Lingaraja Temple (Bhubaneswar, Odisha)


Lingaraja temple - a legacy of Kalinga architecture was built in 11th century (1000 years old). Bestowed by the finest stone work, the temple showcases the details of work executed in the era of Somavasmi dynasty. It is one of the oldest and largest temples in Bhubaneswar covers 1049.66 sq m.  The temple is built in Deula style from locally available laterite, sandstone and sandalwood.  It has four components Vimana (structure containing sanctum), Jagmohana (assembly hall), Natamandira (festival hall) and Bhogamandapa (hall of offering).  The walls are lavishly sculpted with architectural motifs and figures.

The Lingaraja temple compounded with 150 small temples belonging to different gods of Hindu pantheon are enclosed by high thick walls, with a main entrance on the east, and secondary gates on the north and south.

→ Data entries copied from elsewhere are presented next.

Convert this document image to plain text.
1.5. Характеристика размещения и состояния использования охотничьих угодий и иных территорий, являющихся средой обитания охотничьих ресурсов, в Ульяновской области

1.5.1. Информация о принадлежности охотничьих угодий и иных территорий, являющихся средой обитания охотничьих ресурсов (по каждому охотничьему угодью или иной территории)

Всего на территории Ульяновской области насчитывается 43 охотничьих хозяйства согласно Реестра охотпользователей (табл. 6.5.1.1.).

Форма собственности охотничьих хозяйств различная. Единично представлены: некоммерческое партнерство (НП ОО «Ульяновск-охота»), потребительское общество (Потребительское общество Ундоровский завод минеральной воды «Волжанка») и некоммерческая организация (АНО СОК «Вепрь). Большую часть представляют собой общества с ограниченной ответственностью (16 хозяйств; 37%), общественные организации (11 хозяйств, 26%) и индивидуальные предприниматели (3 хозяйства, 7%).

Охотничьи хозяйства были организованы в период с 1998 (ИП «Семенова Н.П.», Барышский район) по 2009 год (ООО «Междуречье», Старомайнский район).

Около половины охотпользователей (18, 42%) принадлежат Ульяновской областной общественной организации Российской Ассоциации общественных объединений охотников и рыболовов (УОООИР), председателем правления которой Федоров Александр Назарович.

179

The Vimana (main tower) is an optically massive structure stands 55 m height is created by deep cut lines running perpendicular on the spire. It is constructed without mortar and is divided into vertical sections. The assembly hall and hall of offering has pyramidal roof made up of several horizontal layers whereas festive hall has flat roof sloping in stages.

Lingaraja temple is maintained by the Temple Trust Board and the Archeological Survey of India. The temple has an average of 6,000 visitors per day and receives in lakhs during festive seasons.

 James Ferugsson (1808–86), a noted critic and historian rated the temple as "one of the finest examples of purely Hindu temple in India".